陽翔の声ではなかった。けれど、どこか懐かしい、優しい声だった。
《選ばなければならない時が、また来るよ》
そんな意味の言葉だった気がする。でも、夢の記憶はもう輪郭が曖昧になっていた。
(「また選んでしまうんだね──」)
あの封筒の言葉が、胸の奥でじんわりと広がっていく。
誰が、なぜこんなメッセージを残したのか。考えれば考えるほど、不安が募る。
「……いってきます」
家を出ると、ちょうど角を曲がった先で、陽翔がこちらに手を振っていた。
「おっはよ、澪! 昨日は楽しかったな!」
「うん、ありがとうね」
陽翔はどこまでも自然体で、そんな姿が嬉しくもあり、苦しくもある。
──本当に、このまま幸せでいられるのならいいのに。
* * *
放課後、予定していた通し練習をするために、教室に数人が残っていた。
私と陽翔は、隅の席に並んで座っていた。
「……やっぱ、緊張するな。澪、セリフちゃんと覚えてる??」
「うん、ちょっと不安だけど頑張る」
「楽しみだな。澪と共演できるなんて、ちょっと照れるけど」
陽翔は照れ笑いしながら、台本をぱらぱらとめくる。
その笑顔を見て、私は少しだけ安心した。
(……大丈夫。今はまだ、守れてる)
けれど、そのとき。
「……あれ、澪。机の中、なんか落ちてるよ?」
「え?」
覗き込むと、白い紙切れがひとつ、ひらりと落ちていた。
(……また?)
拾い上げて開くと、そこにはたった一行だけ、黒いインクでこう書かれていた。
《選択の先に、もう一度「失う」ことになるとしても?》
背筋が、ぞくりと凍る。
陽翔がそれに気づいた様子はない。ただ、不思議そうに澪の顔を覗き込んでいるだけ。
「どうかした?」
「う、ううん……なんでもないよ」
私は震える指先で紙をたたんで、鞄の奥にそっとしまった。
(誰が、どうして……?)
何かが動き始めている。
それは、陽翔を取り戻したあの日から、ずっと少しずつ、確実に迫ってきているようだった。
翌日から、文化祭の準備が本格的に始まった。
授業のあと、放課後の教室には段ボールや布が持ち込まれ、机は並び替えられて舞台のようになっていく。
「こっちのカーテン、もうちょい右!」
「大道具、くぎ打ちすぎないでよ!」
みんながわいわい言いながら作業する中、私はスカートのすそをつまんで、ちょっとだけ後ろのほうで控えめに立っていた。
「澪、こっち来て。
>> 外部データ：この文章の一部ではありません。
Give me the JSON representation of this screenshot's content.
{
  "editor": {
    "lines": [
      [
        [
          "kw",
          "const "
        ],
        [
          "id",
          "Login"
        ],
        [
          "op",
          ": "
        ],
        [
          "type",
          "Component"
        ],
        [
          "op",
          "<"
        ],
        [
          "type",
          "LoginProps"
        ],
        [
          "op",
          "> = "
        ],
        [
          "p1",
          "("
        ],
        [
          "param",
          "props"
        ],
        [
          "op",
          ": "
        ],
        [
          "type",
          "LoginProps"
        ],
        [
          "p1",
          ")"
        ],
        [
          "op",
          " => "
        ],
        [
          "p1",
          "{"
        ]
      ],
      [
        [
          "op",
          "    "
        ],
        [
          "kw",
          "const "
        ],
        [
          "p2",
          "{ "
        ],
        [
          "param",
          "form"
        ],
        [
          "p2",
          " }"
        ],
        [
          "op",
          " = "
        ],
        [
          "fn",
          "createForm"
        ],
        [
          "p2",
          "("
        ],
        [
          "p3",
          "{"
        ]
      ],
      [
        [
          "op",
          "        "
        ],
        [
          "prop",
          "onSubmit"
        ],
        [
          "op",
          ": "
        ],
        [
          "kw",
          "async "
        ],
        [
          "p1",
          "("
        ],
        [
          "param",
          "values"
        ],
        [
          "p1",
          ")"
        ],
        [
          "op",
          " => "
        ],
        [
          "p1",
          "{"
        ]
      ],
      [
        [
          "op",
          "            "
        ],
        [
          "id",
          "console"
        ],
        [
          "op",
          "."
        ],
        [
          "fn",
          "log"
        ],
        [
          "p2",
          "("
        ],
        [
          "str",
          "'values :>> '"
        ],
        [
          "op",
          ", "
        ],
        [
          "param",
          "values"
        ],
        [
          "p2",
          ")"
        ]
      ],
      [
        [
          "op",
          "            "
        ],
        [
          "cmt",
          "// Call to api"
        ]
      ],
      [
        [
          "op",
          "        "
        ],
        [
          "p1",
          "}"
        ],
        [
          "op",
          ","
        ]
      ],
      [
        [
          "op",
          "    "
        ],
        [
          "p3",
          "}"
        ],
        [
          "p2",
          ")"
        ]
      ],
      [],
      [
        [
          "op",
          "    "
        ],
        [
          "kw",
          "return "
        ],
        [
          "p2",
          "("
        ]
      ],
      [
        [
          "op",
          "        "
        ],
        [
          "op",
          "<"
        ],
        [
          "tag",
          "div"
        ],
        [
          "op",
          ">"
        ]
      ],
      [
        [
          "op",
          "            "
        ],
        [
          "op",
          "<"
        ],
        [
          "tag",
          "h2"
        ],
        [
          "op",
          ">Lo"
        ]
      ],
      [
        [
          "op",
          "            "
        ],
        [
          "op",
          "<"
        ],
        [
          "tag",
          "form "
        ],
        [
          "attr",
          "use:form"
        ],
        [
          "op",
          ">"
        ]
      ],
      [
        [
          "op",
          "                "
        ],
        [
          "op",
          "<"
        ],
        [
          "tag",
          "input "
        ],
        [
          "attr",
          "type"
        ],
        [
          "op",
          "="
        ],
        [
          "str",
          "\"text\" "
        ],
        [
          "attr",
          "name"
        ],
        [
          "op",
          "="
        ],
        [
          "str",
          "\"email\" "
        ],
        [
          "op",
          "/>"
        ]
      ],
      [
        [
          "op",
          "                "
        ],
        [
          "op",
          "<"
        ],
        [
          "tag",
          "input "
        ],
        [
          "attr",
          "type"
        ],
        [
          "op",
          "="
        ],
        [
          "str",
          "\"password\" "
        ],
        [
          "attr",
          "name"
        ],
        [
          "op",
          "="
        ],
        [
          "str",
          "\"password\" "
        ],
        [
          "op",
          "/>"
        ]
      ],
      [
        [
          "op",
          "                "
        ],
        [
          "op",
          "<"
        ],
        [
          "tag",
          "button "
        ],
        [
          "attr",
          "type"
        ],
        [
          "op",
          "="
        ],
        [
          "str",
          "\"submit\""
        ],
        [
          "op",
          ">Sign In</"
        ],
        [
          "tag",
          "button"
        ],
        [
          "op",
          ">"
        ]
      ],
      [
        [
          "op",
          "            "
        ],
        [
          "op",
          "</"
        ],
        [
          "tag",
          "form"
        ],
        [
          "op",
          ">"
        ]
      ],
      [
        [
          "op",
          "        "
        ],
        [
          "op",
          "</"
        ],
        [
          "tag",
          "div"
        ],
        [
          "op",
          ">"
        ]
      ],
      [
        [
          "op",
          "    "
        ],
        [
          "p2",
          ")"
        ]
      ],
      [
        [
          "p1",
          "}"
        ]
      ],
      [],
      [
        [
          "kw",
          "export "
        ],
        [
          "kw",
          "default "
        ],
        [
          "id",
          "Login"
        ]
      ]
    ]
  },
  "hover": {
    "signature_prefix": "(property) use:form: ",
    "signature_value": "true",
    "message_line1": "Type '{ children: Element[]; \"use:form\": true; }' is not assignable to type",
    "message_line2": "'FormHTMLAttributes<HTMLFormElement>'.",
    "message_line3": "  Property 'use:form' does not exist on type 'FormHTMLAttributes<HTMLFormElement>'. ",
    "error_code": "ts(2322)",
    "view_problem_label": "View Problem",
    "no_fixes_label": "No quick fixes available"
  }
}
衣装合わせしよ」
陽翔が声をかけてきて、思わず胸が跳ねる。
「えっ、い、今?」
「うん、仮の衣装だけどさ。サイズ合うか見たいって」
鏡の前に立つと、なんだか別人みたいだった。
「うわ〜澪、めっちゃ似合うじゃん!」
「ほんと! これはもう主役しか勝たんって感じ!」
恥ずかしくて顔が熱くなる。
そのまま教室に戻ると、陽翔がセリフの台本をめくって待っていた。
「お、来た来た……って、え、マジで澪?」
「……変じゃない?」
「いや、全然! むしろ……やばい。惚れる」
陽翔の言葉に、私の心臓は破裂しそうだった。
でも、笑って受け流すしかない。
「ば、バカじゃないの……」
(でも、嬉しい……)
陽翔と並んでセリフを読み合っていると、だんだんと緊張がほぐれてくる。
たった数行の台詞でも、お互いの呼吸を感じながら交わす言葉に、不思議なぬくもりがあった。
──忘れてしまいたくなるくらいに、今が幸せだった。
* * *
夜。私は自室のベッドの上で、封筒から出てきた紙を並べていた。
最初の「また選んでしまうんだね」
そして今日の「選択の先に、もう一度『失う』ことになるとしても?」
紙の端には、同じインクの小さな記号のような模様がある。
──まるで、誰かが意図的に送りつけてきたかのように。
(もし……もしこれが、本当に”未来”からの警告だったとしたら)
(ただ私が虐められてるだけかもだけど.....)
陽翔を救ったあの日から、時間の流れが少しずつずれている気がする。
陽翔の事故の日がズレたこと。見たことのない景色。夢の中の言葉。
(私は、本当に陽翔を……救えたんだよね?)
なのに、どうして。どうして、こんなにも不安なんだろう。
もう一度失うなんて、絶対に嫌だった。
今の陽翔を、もう誰にも奪わせたくなかった。
──けれど、その強い思いが、かえって何かを歪めているのではないか。
コンコン、と部屋の扉がノックされた。
「澪ー? ごはんできたよー」
母の声だった。
「はーい、すぐ行く!」
慌てて封筒と紙を引き出しの奥にしまう。
(考えすぎ、だよね。きっと。……大丈夫、きっと大丈夫)
心にそう言い聞かせながらも、止まらない足音がどこかで響いている気がして、私はそっと胸に手を当てた。
6話、どうだったでしょうか?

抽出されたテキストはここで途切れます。